Kuasa hukum Helmut, Rusdianto Matulatuwa menilai nampaknya polisi kesulitan memahami mana persoalan perdata dan administrasi dalam sengketa pertambangan tersebut.
“Inti dari permasalahan ini adalah, polisi gagal paham dan tak mampu membedakan mana yang menjadi masalah perdata dan administrasi,” kata Rusdianto dalam keterangannya, Jakarta, Senin 17 April 2023.
Ia menilai kepastian terhadap asas ultimum remedium pada kasus Helmut Hermawan, justru berubah menjadi premium remedium. Ini Kriminalisasi.
“Ketika ini adalah suatu masalah administrasi, khususnya masalah tambang, maka ESDM menjadi suatu hal yang penting untuk didapatkan menjadi keterangan yang valid. Ini ESDM aja gak ada komplain, RKAB bahkan tetap keluar,” ujarnya.
Kendati demikian, pihaknya telah melakukan upaya hukum yang dikembalikan kepada asasnya, yakni bermula dari sebuah perjanjian awal antara pihak-pihak terkait.
Baca Juga: Mantan Bos Perusahaan Tambang di Sulsel Diduga Korban Kriminalisasi Pelanggaran Administrasi
“Pasalnya polisi menafsirkan ada tindak pidana di sengketa bisnis PT CLM. Artinya kami ini sengaja dijebak dalam suatu proses pidana. Jadinya benar salah nanti dibuktikan di pengadilan. Apa seperti itu kerangka berpikir pemidanaan oleh institusi kepolisian era sekarang?” ungkapnya.
Sebagaimana diketahui saat ini Helmut Hermawan masih berada didalam tahanan Polda Sulsel dan dalam kondisi sakit, kendati demikian tim penyidik Dirkrimsus Polda Sulsel belum memberikan kesempatan untuk berobat secara layak.
Rusdianto mengaku telah berkirim surat dan melaporkannya ke Komnas HAM, Irwasum, Divisi Propam dan Kompolnas namun hanya Komnas HAM saja yang menanggapi permasalahan yang dihadapi kliennya.
Sementara, Pakar Hukum Pidana Universitas Indonesia, Eva Achjani Zulfa mengatakan dalam konteks dasar perbuatan melawan hukum sebuah kasus dasarnya adalah satu konsep bahwa perjanjian itu merupakan ranah keperdataan, maka penyelesaian perjanjian keperdataan atau memverifikasinya menjadi lebih penting dibanding konteks hukum pidana.
“Ini yang tadi saya sebut prejudical di dalam Pasal 81 KUHP lama ini sebetulnya mensyaratkan itu.
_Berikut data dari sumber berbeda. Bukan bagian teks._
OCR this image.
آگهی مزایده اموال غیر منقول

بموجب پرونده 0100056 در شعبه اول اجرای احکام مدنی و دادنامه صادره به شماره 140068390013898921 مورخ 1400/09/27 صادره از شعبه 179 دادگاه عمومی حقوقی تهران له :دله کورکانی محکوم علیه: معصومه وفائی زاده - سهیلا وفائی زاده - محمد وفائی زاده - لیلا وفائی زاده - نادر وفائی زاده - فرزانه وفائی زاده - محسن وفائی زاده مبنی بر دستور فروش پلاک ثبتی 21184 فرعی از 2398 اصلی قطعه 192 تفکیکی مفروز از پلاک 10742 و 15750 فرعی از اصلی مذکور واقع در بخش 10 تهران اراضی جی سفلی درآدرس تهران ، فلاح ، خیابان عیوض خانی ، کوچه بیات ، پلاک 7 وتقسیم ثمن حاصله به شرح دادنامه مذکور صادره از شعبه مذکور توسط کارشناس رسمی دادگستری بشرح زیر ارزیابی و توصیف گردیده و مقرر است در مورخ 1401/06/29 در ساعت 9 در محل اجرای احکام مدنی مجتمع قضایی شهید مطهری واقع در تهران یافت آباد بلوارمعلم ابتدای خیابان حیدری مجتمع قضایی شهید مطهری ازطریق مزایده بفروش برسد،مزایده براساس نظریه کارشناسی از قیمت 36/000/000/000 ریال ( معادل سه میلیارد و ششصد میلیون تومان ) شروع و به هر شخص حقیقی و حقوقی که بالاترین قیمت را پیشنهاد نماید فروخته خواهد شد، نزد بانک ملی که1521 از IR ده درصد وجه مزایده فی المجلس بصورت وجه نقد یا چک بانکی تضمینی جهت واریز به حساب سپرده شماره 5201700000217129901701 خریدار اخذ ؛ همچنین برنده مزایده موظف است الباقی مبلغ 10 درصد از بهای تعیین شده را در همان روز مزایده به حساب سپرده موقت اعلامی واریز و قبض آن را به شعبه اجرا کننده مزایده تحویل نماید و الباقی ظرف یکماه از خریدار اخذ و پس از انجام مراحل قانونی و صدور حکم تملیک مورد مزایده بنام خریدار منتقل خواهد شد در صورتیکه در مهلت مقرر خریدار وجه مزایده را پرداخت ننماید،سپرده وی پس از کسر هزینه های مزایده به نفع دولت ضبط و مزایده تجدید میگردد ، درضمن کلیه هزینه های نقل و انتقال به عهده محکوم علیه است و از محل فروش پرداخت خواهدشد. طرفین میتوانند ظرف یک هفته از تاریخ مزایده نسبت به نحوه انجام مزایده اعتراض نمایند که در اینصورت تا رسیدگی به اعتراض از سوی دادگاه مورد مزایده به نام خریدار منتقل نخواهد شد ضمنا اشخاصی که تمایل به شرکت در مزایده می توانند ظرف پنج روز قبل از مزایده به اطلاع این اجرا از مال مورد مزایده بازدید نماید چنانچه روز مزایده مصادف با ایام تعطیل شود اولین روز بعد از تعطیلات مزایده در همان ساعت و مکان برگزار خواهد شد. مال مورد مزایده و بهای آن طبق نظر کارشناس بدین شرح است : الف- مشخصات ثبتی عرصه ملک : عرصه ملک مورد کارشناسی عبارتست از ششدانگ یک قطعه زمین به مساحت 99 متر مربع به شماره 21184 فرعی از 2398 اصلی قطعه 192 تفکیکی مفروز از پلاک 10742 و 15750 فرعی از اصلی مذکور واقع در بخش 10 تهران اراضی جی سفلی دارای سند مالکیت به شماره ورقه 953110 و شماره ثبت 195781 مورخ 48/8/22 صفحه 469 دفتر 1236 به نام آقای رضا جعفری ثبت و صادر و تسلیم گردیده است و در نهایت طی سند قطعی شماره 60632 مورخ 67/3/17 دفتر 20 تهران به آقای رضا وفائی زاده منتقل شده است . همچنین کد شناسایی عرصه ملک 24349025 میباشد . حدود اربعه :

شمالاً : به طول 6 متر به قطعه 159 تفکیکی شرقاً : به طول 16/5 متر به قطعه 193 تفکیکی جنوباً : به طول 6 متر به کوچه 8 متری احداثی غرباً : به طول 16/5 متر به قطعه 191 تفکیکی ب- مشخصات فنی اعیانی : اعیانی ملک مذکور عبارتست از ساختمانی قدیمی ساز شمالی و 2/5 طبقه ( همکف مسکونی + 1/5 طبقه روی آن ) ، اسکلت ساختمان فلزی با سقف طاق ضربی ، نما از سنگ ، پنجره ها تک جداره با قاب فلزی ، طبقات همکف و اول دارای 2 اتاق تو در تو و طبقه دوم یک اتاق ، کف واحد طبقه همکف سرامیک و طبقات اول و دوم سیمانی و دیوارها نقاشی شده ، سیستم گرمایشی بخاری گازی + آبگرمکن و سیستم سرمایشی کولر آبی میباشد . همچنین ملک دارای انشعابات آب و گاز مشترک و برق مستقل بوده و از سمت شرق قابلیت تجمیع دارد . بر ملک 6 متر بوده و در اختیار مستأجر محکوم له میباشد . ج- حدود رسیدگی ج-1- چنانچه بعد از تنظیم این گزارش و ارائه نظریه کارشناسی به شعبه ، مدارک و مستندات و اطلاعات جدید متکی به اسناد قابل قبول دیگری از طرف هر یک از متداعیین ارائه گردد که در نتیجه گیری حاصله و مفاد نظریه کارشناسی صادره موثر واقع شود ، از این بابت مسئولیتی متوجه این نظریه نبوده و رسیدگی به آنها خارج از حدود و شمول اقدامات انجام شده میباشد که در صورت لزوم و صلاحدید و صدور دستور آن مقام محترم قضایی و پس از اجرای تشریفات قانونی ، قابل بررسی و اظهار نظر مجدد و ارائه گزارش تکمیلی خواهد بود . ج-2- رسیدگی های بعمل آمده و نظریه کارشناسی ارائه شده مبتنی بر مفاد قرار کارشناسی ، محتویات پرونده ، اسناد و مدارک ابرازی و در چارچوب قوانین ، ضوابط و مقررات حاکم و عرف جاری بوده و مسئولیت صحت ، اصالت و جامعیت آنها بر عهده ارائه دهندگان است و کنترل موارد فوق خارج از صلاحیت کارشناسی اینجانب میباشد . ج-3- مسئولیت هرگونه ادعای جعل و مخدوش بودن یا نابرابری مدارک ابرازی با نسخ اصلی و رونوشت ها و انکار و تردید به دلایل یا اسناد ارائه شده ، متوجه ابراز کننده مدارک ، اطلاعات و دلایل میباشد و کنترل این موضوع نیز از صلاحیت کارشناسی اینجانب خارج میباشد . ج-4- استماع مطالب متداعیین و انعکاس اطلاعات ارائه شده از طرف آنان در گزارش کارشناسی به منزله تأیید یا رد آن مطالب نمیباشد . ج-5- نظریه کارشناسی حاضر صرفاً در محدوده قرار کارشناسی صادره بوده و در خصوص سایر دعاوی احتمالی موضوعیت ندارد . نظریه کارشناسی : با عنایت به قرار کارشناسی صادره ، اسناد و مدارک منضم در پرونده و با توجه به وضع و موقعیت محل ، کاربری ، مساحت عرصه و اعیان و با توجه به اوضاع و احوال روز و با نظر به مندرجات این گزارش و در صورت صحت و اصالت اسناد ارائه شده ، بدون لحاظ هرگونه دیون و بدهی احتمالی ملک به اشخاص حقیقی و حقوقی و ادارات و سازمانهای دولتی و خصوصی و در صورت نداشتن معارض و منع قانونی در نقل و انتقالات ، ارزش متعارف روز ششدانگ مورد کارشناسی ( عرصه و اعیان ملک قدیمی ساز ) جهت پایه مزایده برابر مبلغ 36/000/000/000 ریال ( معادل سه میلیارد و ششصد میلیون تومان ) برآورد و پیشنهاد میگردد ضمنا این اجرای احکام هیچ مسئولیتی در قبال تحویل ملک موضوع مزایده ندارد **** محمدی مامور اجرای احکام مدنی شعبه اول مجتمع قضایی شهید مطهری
Yakni memastikan apakah unsur melawan hukum ini bisa atau tidak terpenuhi,” ungkap dia.
Karena itu, kata dia kalau dikatakan ini belum terverifikasi maka sebetulnya penegak hukum juga sulit untuk memastikan apakah unsur di dalam pasal-pasal yang ditunjukkan itu bisa terpenuhi atau tidak atau sempurna atau tidak terpenuhi pemenuhannya.
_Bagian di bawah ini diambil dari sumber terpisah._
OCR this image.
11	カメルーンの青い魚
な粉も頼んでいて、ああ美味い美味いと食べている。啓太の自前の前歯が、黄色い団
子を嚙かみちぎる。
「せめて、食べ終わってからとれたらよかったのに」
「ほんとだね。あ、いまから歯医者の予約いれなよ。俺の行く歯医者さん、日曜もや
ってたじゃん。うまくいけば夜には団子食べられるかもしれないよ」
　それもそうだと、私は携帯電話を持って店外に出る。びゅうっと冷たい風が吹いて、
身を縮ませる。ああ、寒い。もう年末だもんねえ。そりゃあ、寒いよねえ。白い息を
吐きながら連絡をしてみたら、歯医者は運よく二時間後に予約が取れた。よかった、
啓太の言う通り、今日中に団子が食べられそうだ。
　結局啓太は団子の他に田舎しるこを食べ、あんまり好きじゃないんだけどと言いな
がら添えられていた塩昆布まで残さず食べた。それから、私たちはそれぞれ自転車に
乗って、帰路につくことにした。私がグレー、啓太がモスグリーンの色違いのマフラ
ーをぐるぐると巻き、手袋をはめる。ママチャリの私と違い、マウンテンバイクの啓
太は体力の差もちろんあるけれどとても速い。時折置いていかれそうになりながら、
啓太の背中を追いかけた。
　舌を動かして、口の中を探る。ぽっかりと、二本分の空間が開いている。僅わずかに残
Ia menghimbau aparat penegak hukum ada baiknya menahan diri untuk menggunakan hukum pidana menunggu konteks penyelesaian hukum lainnya itu menjadi terverifikasi terlebih dulu baik dalam konteks keperdataannya maupun dalam PTUN-nya.
“Ada seolah-olah pandangan bahwa setiap laporan itu tidak boleh ditolak, harus diterima,” ungkap dia.
Namun demikian, sesungguhnya mekanisme di dalam kepolisian sendiri itu harusnya menyaring dulu perkara-perkara yang masuk, apakah memang mekanisme penyelesaiannya harus kemudian melalui proses peradilan pidana atau sebetulnya ini bukan peristiwa pidana.
“Karena konteks saringan yang utama ini akan menjadi amanat kepada penegak hukum kalau kita membaca di dalam pasal 109 KUHAP. Kalau memang tidak terpenuhi harus diberhentikan, konteks dihentikan lebih awal kan lebih baik,” tutur dia.
Dalam kasus pertambangan yang melilit Helmut Hermawan, ia menilai konteksnya bisa ajukan ke Pengadilan Tata Usaha Negara (PTUN) karena kaitannya dengan pertambangan, kontrak karya pertambangan atau masalah perizinan pertambangan, maka konteksnya PTUN menjadi yang utama.
“Itu yang disebut sebagai tindakan bijak, dibanding kemudian memaksakan diri untuk memproses pidananya gitu, yang pada akhirnya unsurnya terutama unsur perbuatan yang melawan hukum itu kita ragukan pemenuhannya,” tandasnya.